Farm Bill, child hunger, immigration among discussion topics at “Building Better Food Policy.”
By Ruth Steinhardt
More than 35 leaders in business, farming, nonprofit and government sectors—including two members of Congress, activist and chef José Andrés and actress and advocate Fran Drescher— gathered at the George Washington University to lead a summit on the intersections of politics and food production, distribution and consumption.
Nonprofit food policy think tank Food Tank convened the summit Thursday at Jack Morton Auditorium, where topics included resiliency in the food system, global food security and the future of the Farm Bill.
“GW’s commitment to food and agriculture is expressed in a number of ways,” said George Washington President Steven Knapp, beginning with the foundation of the Urban Food Task Force “to bring together the already strong interest among our students, faculty and staff in issues of food justice, food access and healthy eating” and culminating in campus initiatives like the Food Institute and the GroW Community Garden.

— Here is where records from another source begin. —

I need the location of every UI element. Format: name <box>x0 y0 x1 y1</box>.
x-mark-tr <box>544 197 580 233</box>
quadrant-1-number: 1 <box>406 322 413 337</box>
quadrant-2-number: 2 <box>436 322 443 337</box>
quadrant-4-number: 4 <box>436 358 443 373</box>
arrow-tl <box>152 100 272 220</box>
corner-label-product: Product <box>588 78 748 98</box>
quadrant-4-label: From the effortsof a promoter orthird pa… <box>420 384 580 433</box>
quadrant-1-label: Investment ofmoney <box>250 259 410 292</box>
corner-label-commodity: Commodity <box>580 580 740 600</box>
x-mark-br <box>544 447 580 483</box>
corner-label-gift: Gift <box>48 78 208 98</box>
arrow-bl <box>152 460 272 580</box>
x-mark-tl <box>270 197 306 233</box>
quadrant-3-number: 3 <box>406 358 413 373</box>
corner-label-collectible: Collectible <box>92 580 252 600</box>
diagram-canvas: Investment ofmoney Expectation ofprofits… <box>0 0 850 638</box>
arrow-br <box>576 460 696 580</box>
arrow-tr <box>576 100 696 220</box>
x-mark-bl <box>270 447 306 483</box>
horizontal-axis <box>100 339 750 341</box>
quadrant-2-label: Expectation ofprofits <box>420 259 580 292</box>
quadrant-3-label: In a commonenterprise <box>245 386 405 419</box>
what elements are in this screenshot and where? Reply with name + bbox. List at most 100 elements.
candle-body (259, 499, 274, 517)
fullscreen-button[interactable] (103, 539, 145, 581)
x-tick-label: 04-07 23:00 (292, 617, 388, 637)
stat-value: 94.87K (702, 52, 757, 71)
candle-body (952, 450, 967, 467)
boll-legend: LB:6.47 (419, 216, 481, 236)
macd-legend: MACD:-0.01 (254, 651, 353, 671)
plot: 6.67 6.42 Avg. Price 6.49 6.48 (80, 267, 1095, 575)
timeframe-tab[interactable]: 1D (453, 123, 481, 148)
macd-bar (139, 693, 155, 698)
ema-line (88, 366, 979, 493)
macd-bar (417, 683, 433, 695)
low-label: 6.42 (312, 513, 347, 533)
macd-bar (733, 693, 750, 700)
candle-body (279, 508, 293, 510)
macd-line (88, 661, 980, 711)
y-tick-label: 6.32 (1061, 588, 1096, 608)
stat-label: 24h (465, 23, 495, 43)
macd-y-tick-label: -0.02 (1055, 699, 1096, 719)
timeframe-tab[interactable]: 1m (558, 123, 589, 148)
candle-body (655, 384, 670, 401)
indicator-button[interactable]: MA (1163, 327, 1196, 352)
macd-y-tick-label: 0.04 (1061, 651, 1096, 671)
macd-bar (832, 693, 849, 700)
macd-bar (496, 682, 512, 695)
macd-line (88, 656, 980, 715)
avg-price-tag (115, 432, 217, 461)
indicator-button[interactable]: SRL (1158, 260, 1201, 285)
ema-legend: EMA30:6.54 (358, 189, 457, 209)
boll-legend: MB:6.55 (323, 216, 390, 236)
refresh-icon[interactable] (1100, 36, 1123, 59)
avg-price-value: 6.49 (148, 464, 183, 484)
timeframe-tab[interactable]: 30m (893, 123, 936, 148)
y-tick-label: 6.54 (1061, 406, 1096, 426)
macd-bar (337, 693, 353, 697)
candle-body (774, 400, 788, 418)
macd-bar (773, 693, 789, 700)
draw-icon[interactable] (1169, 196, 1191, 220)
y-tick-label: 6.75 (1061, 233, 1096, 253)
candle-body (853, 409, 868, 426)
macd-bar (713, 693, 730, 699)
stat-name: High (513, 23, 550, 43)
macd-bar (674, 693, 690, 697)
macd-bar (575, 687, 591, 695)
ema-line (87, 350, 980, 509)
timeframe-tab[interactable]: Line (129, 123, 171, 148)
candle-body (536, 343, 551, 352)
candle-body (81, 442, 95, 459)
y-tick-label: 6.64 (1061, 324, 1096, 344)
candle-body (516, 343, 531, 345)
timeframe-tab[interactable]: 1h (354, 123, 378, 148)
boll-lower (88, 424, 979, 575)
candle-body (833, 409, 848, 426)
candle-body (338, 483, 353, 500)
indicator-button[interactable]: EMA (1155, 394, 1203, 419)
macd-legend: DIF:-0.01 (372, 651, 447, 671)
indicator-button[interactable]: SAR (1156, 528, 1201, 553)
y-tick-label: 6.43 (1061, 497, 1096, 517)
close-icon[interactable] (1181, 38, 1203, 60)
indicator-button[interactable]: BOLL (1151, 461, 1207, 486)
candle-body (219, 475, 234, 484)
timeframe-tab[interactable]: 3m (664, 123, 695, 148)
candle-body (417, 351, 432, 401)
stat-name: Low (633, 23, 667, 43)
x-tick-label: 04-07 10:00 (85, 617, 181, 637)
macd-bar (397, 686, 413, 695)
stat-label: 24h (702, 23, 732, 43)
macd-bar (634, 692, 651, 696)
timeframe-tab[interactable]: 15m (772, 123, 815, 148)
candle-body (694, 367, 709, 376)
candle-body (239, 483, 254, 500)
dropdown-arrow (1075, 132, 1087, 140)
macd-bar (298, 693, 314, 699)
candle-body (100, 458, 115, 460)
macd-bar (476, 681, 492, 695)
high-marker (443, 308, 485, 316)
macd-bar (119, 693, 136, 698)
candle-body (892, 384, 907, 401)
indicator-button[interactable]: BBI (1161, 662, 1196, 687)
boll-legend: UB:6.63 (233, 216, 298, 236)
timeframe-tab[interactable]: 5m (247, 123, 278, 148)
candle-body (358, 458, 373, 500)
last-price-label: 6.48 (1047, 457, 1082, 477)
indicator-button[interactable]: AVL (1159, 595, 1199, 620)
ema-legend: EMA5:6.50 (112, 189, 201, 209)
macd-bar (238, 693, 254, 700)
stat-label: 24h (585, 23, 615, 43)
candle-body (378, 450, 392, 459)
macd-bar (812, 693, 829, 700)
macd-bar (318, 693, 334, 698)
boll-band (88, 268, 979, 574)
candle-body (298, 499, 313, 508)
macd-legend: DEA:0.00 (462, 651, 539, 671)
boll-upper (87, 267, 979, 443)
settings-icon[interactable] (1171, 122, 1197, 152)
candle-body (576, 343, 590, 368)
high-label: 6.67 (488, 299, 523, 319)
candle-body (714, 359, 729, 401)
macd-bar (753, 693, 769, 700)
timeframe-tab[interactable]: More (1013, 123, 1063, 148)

Opening session speaker Rep. James Panetta (D-Calif.) said he has a personal commitment to food policy, not only as a representative of California’s Salinas Valley— nicknamed “the salad bowl of the world”—but also as a descendent of immigrants and restaurant owners.
“Agricultural research needs to be a priority in the federal budget,” he said. “Our farmers not only need that type of help, but deserve it.”
Delivering the summit’s keynote address, Mr. Andrés emphasized the need for chefs and foodies to become “agents of change” in the way Americans talk about and consume food. Food has become a political issue, he said, but it should be a bipartisan one.
“The right and the left should be united always to make sure that every child in America has a plate of food every day of their lives,” Mr. Andrés said.
He also stressed the centrality of immigration policy to food systems in the United States.
“Senators on the Hill are eating salads picked by undocumented immigrants, yet they remain ghosts in the system,” Mr. Andrés said.
At a panel on the future of the Farm Bill, Rep. Chellie Pingree (D-Maine) said the legislative future of food policy was unclear. It may hang in the balance as Congress prepares to reexamine the multibillion-dollar bill, which covers issues from the food stamp program to commodity crop insurance and subsidies and school meals.
“This is an unusual and somewhat chaotic time in Washington,” said Ms. Pingree, herself a former organic farmer. “It could be the foggiest crystal ball I’ve ever looked into.”
Issues apparently only tangentially related to farming must also be considered within the scope of the Farm Bill, Ms. Pingree said. Rural broadband access, for instance, could determine whether food stamp recipients could use their benefits at rural farmers’ markets. And support for renewable energy is integral to farmers, many of whom not only use sustainable power to reduce their energy costs but also may use their land to harvest wind and solar energy.
Kathleen Merrigan, executive director of sustainability at GW, said a “big tent” approach would be necessary to pass the omnibus bill by next year’s due date.
“It is going to have to be that the farmers and ranchers want it, the hunger community and nutrition assistance community want it, the people who are in this bubbling-up energetic world of urban farming want it—a lot of people are going to have to come together,” she said.